Asked how the family is communicating with Hamas, Goldin said they aren’t. They’ve been told by both the IDF and the Israeli government officials that the return of the bodies is part of the negotiations. However, most of the information about the negotiations is confidential.

Goldin said that they’ve been speaking to people in the United States, asking for their advice on who to speak to and contact to help raise awareness as well as to move the UN to action on the behalf of all families seeking the return of their loved ones, alive or dead.

The visit to the U.N. was one of the first times the Goldins had direct contact with officials other than members of the Israeli government.

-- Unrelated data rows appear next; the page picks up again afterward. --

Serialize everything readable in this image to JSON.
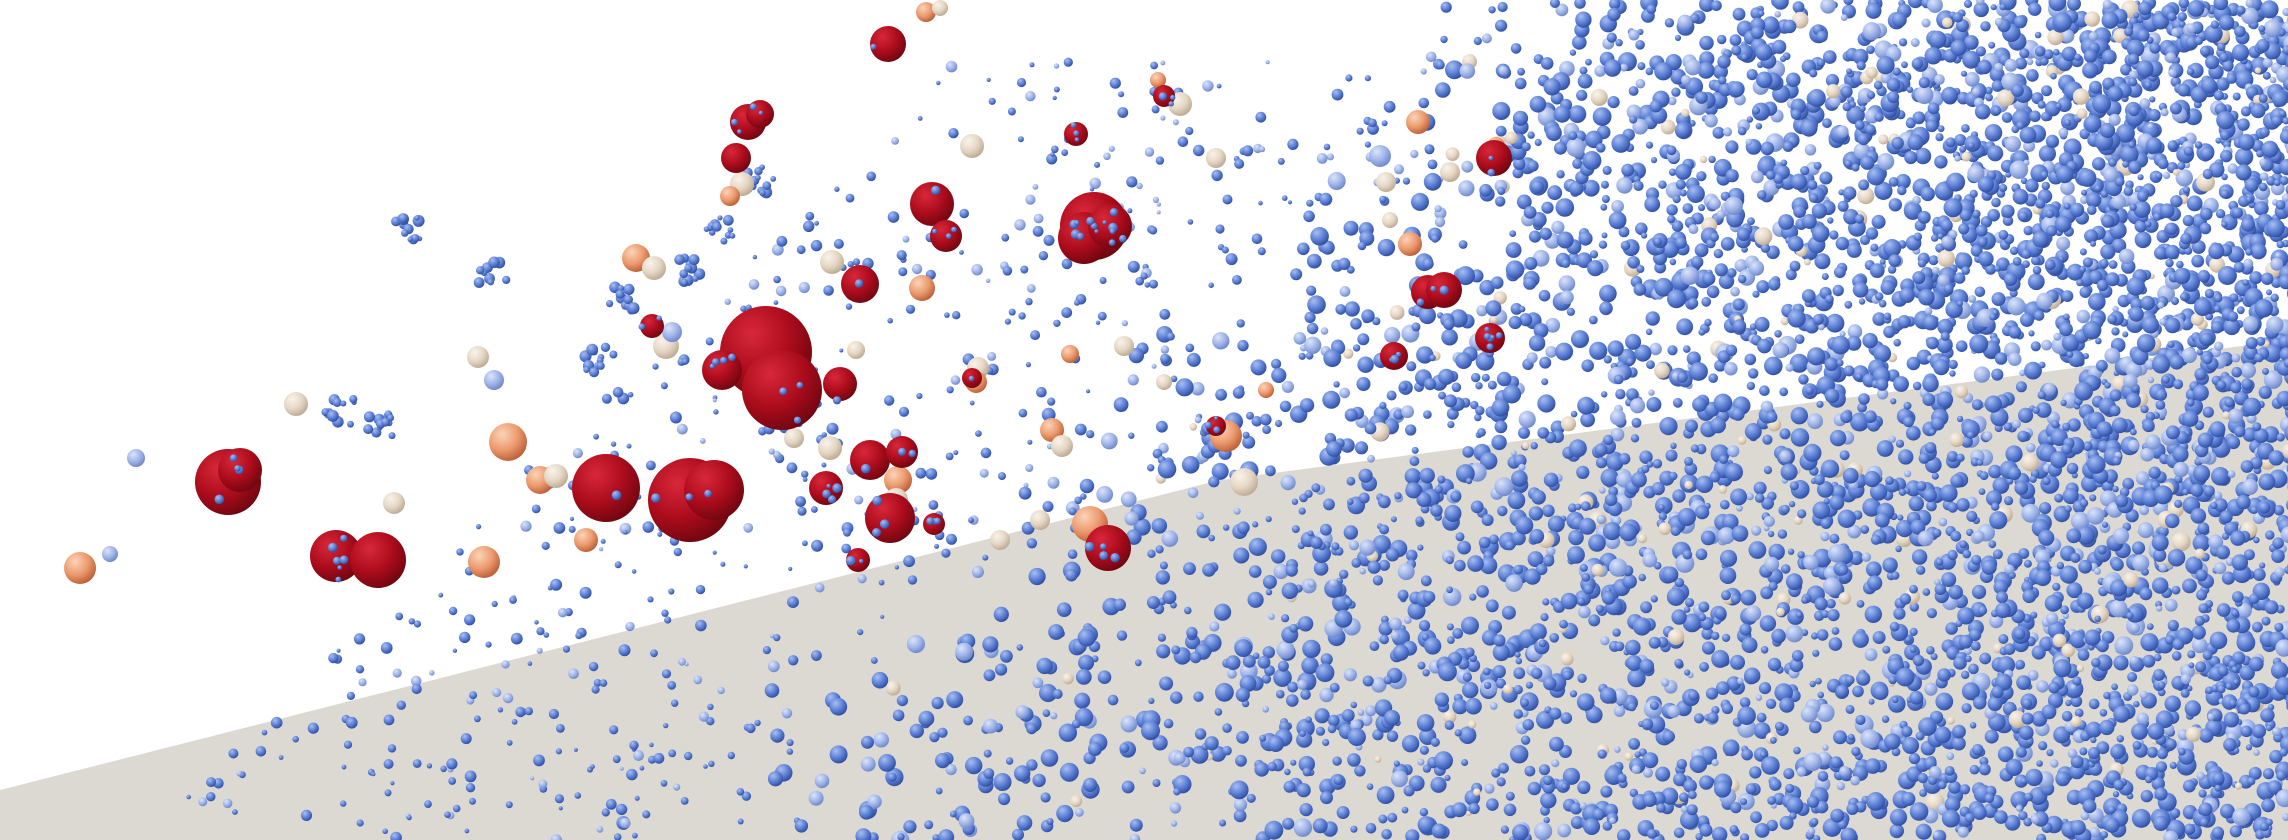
{
  "scene": {
    "description_free": true,
    "background_color": "#ffffff",
    "floor_color": "#dcd9d3",
    "palette": {
      "blue_dark": "#3d5fb8",
      "blue_mid": "#5a7ed6",
      "blue_light": "#8fa8e4",
      "pale_blue": "#b9c7e8",
      "beige": "#e8dccd",
      "peach": "#f0b48c",
      "orange": "#e07a4e",
      "red": "#b0101c",
      "red_dark": "#8c0a14"
    }
  }
}
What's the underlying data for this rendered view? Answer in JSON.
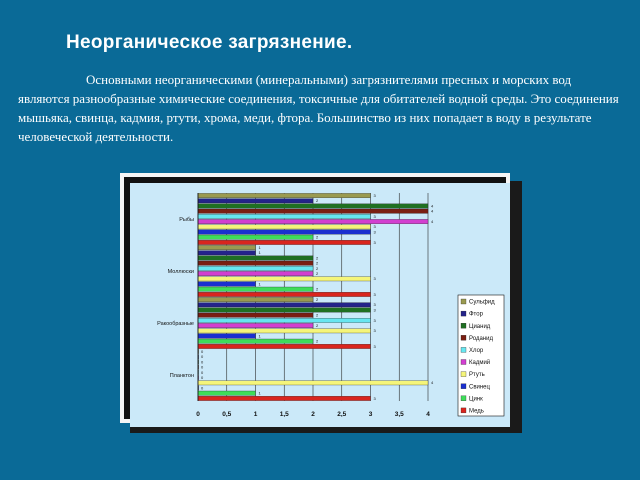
{
  "slide": {
    "title": "Неорганическое загрязнение.",
    "paragraph": "Основными неорганическими (минеральными) загрязнителями пресных и морских вод являются разнообразные химические соединения, токсичные для обитателей водной среды. Это соединения мышьяка, свинца, кадмия, ртути, хрома, меди, фтора. Большинство из них попадает в воду в результате человеческой деятельности."
  },
  "colors": {
    "background": "#0a6a97",
    "plot_area": "#cbe9f9",
    "Сульфид": "#9a9a50",
    "Фтор": "#24238a",
    "Цианид": "#1f6f22",
    "Роданид": "#7a1e12",
    "Хлор": "#66e6f0",
    "Кадмий": "#d23fd0",
    "Ртуть": "#f5f57a",
    "Свинец": "#1a2fcf",
    "Цинк": "#3fdc5a",
    "Медь": "#d9251e"
  },
  "chart_data": {
    "type": "bar",
    "orientation": "horizontal",
    "categories": [
      "Рыбы",
      "Моллюски",
      "Ракообразные",
      "Планктон"
    ],
    "series": [
      {
        "name": "Сульфид",
        "values": [
          3,
          1,
          2,
          0
        ]
      },
      {
        "name": "Фтор",
        "values": [
          2,
          1,
          3,
          0
        ]
      },
      {
        "name": "Цианид",
        "values": [
          4,
          2,
          3,
          0
        ]
      },
      {
        "name": "Роданид",
        "values": [
          4,
          2,
          2,
          0
        ]
      },
      {
        "name": "Хлор",
        "values": [
          3,
          2,
          3,
          0
        ]
      },
      {
        "name": "Кадмий",
        "values": [
          4,
          2,
          2,
          0
        ]
      },
      {
        "name": "Ртуть",
        "values": [
          3,
          3,
          3,
          4
        ]
      },
      {
        "name": "Свинец",
        "values": [
          3,
          1,
          1,
          0
        ]
      },
      {
        "name": "Цинк",
        "values": [
          2,
          2,
          2,
          1
        ]
      },
      {
        "name": "Медь",
        "values": [
          3,
          3,
          3,
          3
        ]
      }
    ],
    "legend_order": [
      "Сульфид",
      "Фтор",
      "Цианид",
      "Роданид",
      "Хлор",
      "Кадмий",
      "Ртуть",
      "Свинец",
      "Цинк",
      "Медь"
    ],
    "xticks": [
      "0",
      "0,5",
      "1",
      "1,5",
      "2",
      "2,5",
      "3",
      "3,5",
      "4"
    ],
    "xlim": [
      0,
      4
    ],
    "grid": true,
    "legend_position": "right"
  }
}
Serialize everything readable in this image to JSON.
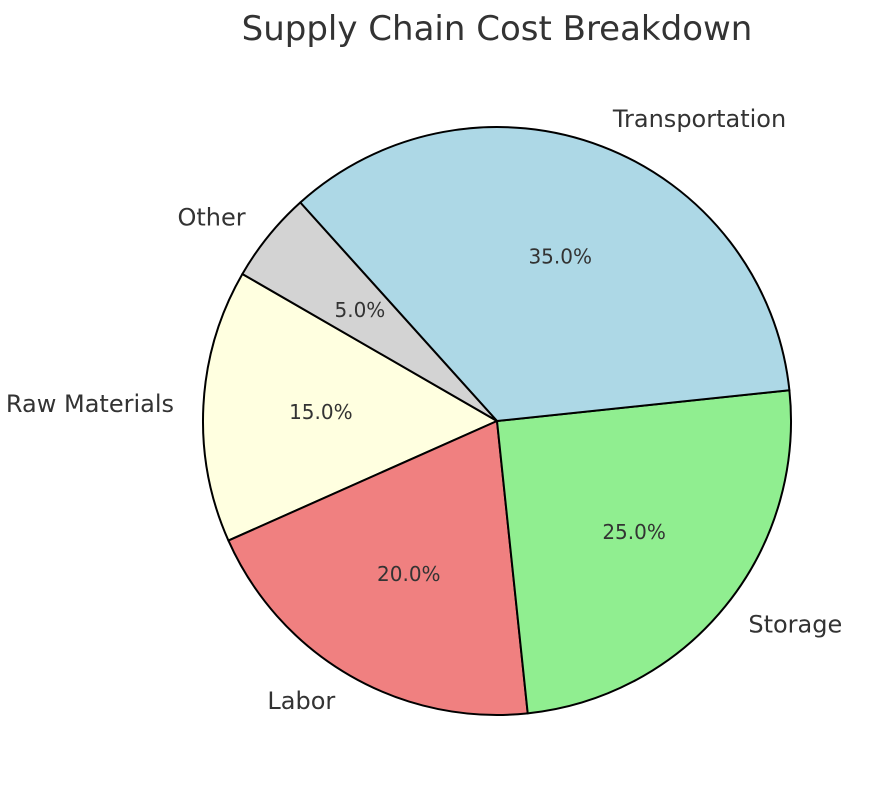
{
  "chart_data": {
    "type": "pie",
    "title": "Supply Chain Cost Breakdown",
    "categories": [
      "Raw Materials",
      "Labor",
      "Storage",
      "Transportation",
      "Other"
    ],
    "values": [
      15,
      20,
      25,
      35,
      5
    ],
    "percent_labels": [
      "15.0%",
      "20.0%",
      "25.0%",
      "35.0%",
      "5.0%"
    ],
    "colors": [
      "#ffffe0",
      "#f08080",
      "#90ee90",
      "#add8e6",
      "#d3d3d3"
    ],
    "start_angle_deg": 150,
    "direction": "counterclockwise",
    "legend": "none"
  }
}
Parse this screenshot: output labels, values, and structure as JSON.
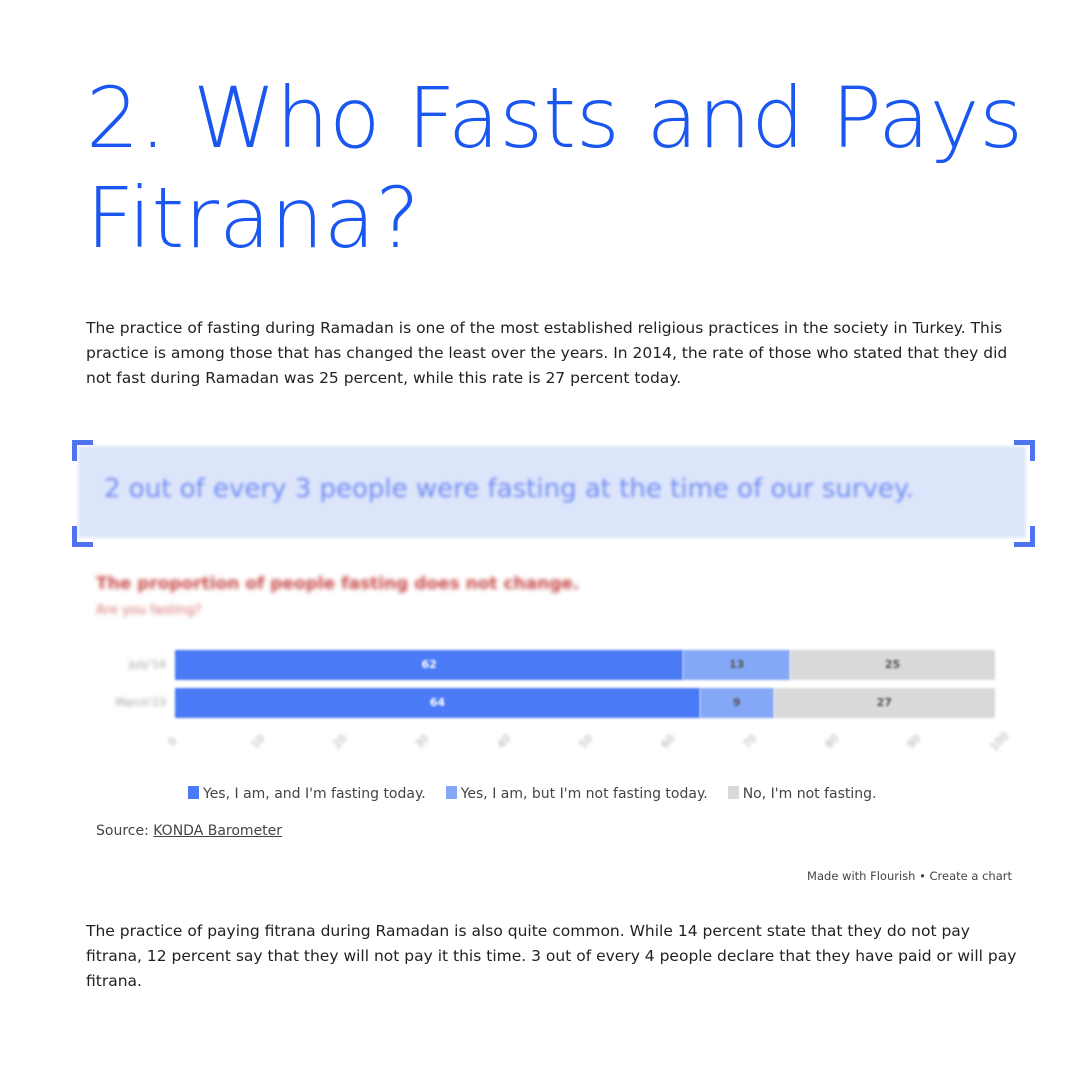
{
  "title": "2. Who Fasts and Pays Fitrana?",
  "paragraph1": "The practice of fasting during Ramadan is one of the most established religious practices in the society in Turkey. This practice is among those that has changed the least over the years. In 2014, the rate of those who stated that they did not fast during Ramadan was 25 percent, while this rate is 27 percent today.",
  "quote": "2 out of every 3 people were fasting at the time of our survey.",
  "chart_data": {
    "type": "bar",
    "orientation": "horizontal-stacked",
    "title": "The proportion of people fasting does not change.",
    "subtitle": "Are you fasting?",
    "categories": [
      "July'14",
      "March'23"
    ],
    "series": [
      {
        "name": "Yes, I am, and I'm fasting today.",
        "values": [
          62,
          64
        ],
        "color": "#4a7af5"
      },
      {
        "name": "Yes, I am, but I'm not fasting today.",
        "values": [
          13,
          9
        ],
        "color": "#84a8f7"
      },
      {
        "name": "No, I'm not fasting.",
        "values": [
          25,
          27
        ],
        "color": "#d9d9d9"
      }
    ],
    "xlim": [
      0,
      100
    ],
    "xticks": [
      "0",
      "10",
      "20",
      "30",
      "40",
      "50",
      "60",
      "70",
      "80",
      "90",
      "100"
    ],
    "legend": "bottom"
  },
  "source_label": "Source:",
  "source_link": "KONDA Barometer",
  "made_with": "Made with Flourish • Create a chart",
  "paragraph2": "The practice of paying fitrana during Ramadan is also quite common. While 14 percent state that they do not pay fitrana, 12 percent say that they will not pay it this time. 3 out of every 4 people declare that they have paid or will pay fitrana."
}
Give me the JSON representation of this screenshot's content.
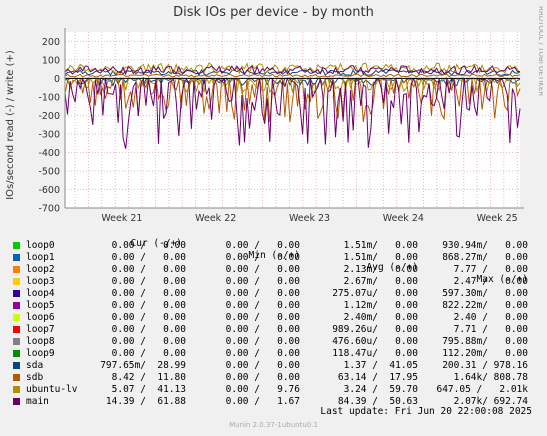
{
  "title": "Disk IOs per device - by month",
  "side_text": "RRDTOOL / TOBI OETIKER",
  "footer": "Munin 2.0.37-1ubuntu0.1",
  "last_update": "Last update: Fri Jun 20 22:00:08 2025",
  "legend_header": {
    "cur": "Cur (-/+)",
    "min": "Min (-/+)",
    "avg": "Avg (-/+)",
    "max": "Max (-/+)"
  },
  "chart_data": {
    "type": "line",
    "title": "Disk IOs per device - by month",
    "ylabel": "IOs/second read (-) / write (+)",
    "ylim": [
      -700,
      250
    ],
    "yticks": [
      200,
      100,
      0,
      -100,
      -200,
      -300,
      -400,
      -500,
      -600,
      -700
    ],
    "ytick_labels": [
      "200",
      "100",
      "0",
      "-100",
      "-200",
      "-300",
      "-400",
      "-500",
      "-600",
      "-700"
    ],
    "x_labels": [
      "Week 21",
      "Week 22",
      "Week 23",
      "Week 24",
      "Week 25"
    ],
    "grid": true,
    "series": [
      {
        "name": "loop0",
        "color": "#00cc00",
        "cur": "0.00 /   0.00",
        "min": "0.00 /   0.00",
        "avg": "1.51m/   0.00",
        "max": "930.94m/   0.00",
        "read_level": 0,
        "write_level": 0
      },
      {
        "name": "loop1",
        "color": "#0066b3",
        "cur": "0.00 /   0.00",
        "min": "0.00 /   0.00",
        "avg": "1.51m/   0.00",
        "max": "868.27m/   0.00",
        "read_level": 0,
        "write_level": 0
      },
      {
        "name": "loop2",
        "color": "#ff8000",
        "cur": "0.00 /   0.00",
        "min": "0.00 /   0.00",
        "avg": "2.13m/   0.00",
        "max": "7.77 /   0.00",
        "read_level": 0,
        "write_level": 0
      },
      {
        "name": "loop3",
        "color": "#ffcc00",
        "cur": "0.00 /   0.00",
        "min": "0.00 /   0.00",
        "avg": "2.67m/   0.00",
        "max": "2.47 /   0.00",
        "read_level": 0,
        "write_level": 0
      },
      {
        "name": "loop4",
        "color": "#330099",
        "cur": "0.00 /   0.00",
        "min": "0.00 /   0.00",
        "avg": "275.07u/   0.00",
        "max": "597.30m/   0.00",
        "read_level": 0,
        "write_level": 0
      },
      {
        "name": "loop5",
        "color": "#990099",
        "cur": "0.00 /   0.00",
        "min": "0.00 /   0.00",
        "avg": "1.12m/   0.00",
        "max": "822.22m/   0.00",
        "read_level": 0,
        "write_level": 0
      },
      {
        "name": "loop6",
        "color": "#ccff00",
        "cur": "0.00 /   0.00",
        "min": "0.00 /   0.00",
        "avg": "2.40m/   0.00",
        "max": "2.40 /   0.00",
        "read_level": 0,
        "write_level": 0
      },
      {
        "name": "loop7",
        "color": "#ff0000",
        "cur": "0.00 /   0.00",
        "min": "0.00 /   0.00",
        "avg": "989.26u/   0.00",
        "max": "7.71 /   0.00",
        "read_level": 0,
        "write_level": 0
      },
      {
        "name": "loop8",
        "color": "#808080",
        "cur": "0.00 /   0.00",
        "min": "0.00 /   0.00",
        "avg": "476.60u/   0.00",
        "max": "795.88m/   0.00",
        "read_level": 0,
        "write_level": 0
      },
      {
        "name": "loop9",
        "color": "#008f00",
        "cur": "0.00 /   0.00",
        "min": "0.00 /   0.00",
        "avg": "118.47u/   0.00",
        "max": "112.20m/   0.00",
        "read_level": 0,
        "write_level": 0
      },
      {
        "name": "sda",
        "color": "#00487d",
        "cur": "797.65m/  28.99",
        "min": "0.00 /   0.00",
        "avg": "1.37 /  41.05",
        "max": "200.31 / 978.16",
        "read_level": 10,
        "write_level": 30
      },
      {
        "name": "sdb",
        "color": "#b35a00",
        "cur": "8.42 /  11.80",
        "min": "0.00 /   0.00",
        "avg": "63.14 /  17.95",
        "max": "1.64k/ 808.78",
        "read_level": 60,
        "write_level": 15
      },
      {
        "name": "ubuntu-lv",
        "color": "#b38f00",
        "cur": "5.07 /  41.13",
        "min": "0.00 /   9.76",
        "avg": "3.24 /  59.70",
        "max": "647.05 /   2.01k",
        "read_level": 20,
        "write_level": 55
      },
      {
        "name": "main",
        "color": "#6b006b",
        "cur": "14.39 /  61.88",
        "min": "0.00 /   1.67",
        "avg": "84.39 /  50.63",
        "max": "2.07k/ 692.74",
        "read_level": 100,
        "write_level": 45
      }
    ]
  }
}
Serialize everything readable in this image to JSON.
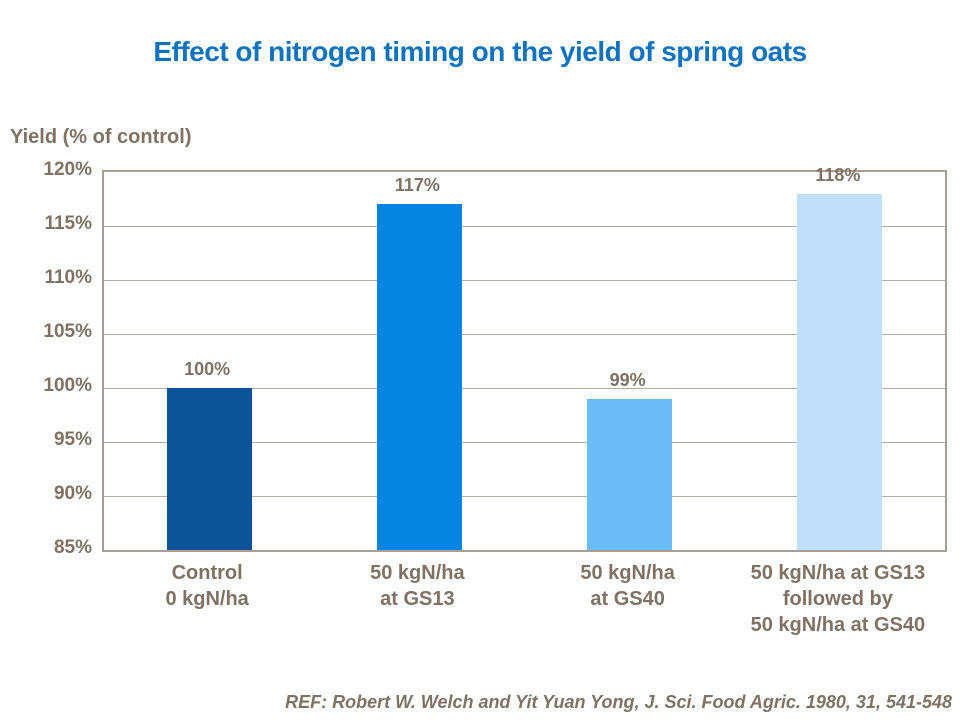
{
  "title": "Effect of nitrogen timing on the yield of spring oats",
  "reference": "REF: Robert W. Welch and Yit Yuan Yong, J. Sci. Food Agric. 1980, 31, 541-548",
  "colors": {
    "title_blue": "#1173BF",
    "label_brown": "#7F7265",
    "frame": "#A89E93",
    "gridline": "#B4ABA1",
    "bar_colors": [
      "#0A5497",
      "#0584E2",
      "#6ABDF9",
      "#BFDFFA"
    ]
  },
  "chart_data": {
    "type": "bar",
    "title": "Effect of nitrogen timing on the yield of spring oats",
    "xlabel": "",
    "ylabel": "Yield (% of control)",
    "ylim": [
      85,
      120
    ],
    "ytick_step": 5,
    "yticks": [
      "120%",
      "115%",
      "110%",
      "105%",
      "100%",
      "95%",
      "90%",
      "85%"
    ],
    "categories": [
      "Control\n0 kgN/ha",
      "50 kgN/ha\nat GS13",
      "50 kgN/ha\nat GS40",
      "50 kgN/ha at GS13\nfollowed by\n50 kgN/ha at GS40"
    ],
    "values": [
      100,
      117,
      99,
      118
    ],
    "value_labels": [
      "100%",
      "117%",
      "99%",
      "118%"
    ],
    "grid": true,
    "legend": false,
    "annotation": "REF: Robert W. Welch and Yit Yuan Yong, J. Sci. Food Agric. 1980, 31, 541-548"
  }
}
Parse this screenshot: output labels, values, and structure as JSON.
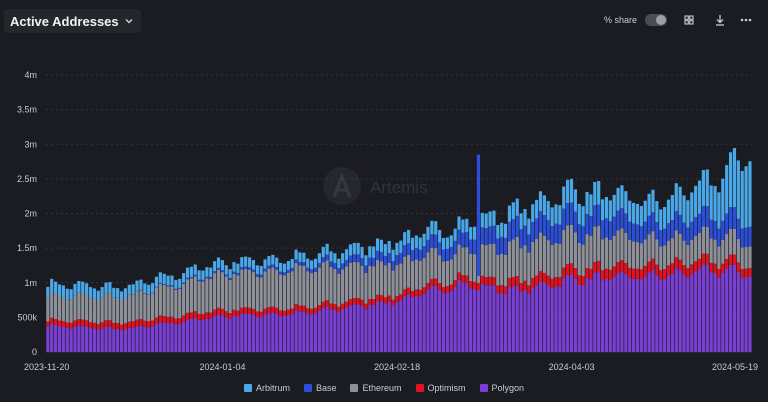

“They [the international community] are putting a lot of effort into humanitarian acts to rebuild Gaza. What about a humanitarian act of returning the remains of soldiers?” she asked. “Something that has been done out of a sense of decency between belligerents since ancient times.”

She said that Hamas keeps setting the price for returning soldiers and/or their remains. Goldin said it’s time for a change, that Israel set the price. She said that it should be a priority before there are major humanitarian efforts to help Gaza. In support of that feeling, Tzur Goldin, Hadar’s twin, told Israeli President Reuven Rivlin last June, “We insist that the return of the fallen soldiers be a national mission of the highest priority and not a family’s personal interest.

“Now we feel am Yisrael needs us to do this.”

Rabbi Shmuel Goldin of Congregation Ahavath Torah in Englewood, where the Goldins visited, said he does not think there is anything else or any avenue other than through the government that can be taken to return Hadar’s remains to them.

The rabbi was asked, given the wisdom of the Mishnah that states the highest mitzvah that can be performed is to redeem captives, how could this situation, with the price of redemption being the release of terrorists, be resolved?

He said, “People should respect the difficulties of the decisions to be made by the leaders of the State of Israel. How to deal with this is very, very hard. Clearly, on the one hand, they have a responsibility to protect their citizenry and they should not release those that will endanger their citizenry for living or dead captives. At the same time, if you’re the parent of a child who is a captive, their release is the highest need that you may have. Certainly our commitment and Israel’s commitment is that we never leave a soldier behind. These are very wrenching decisions and difficult decisions and God should grant wisdom to the leaders who have to make them.”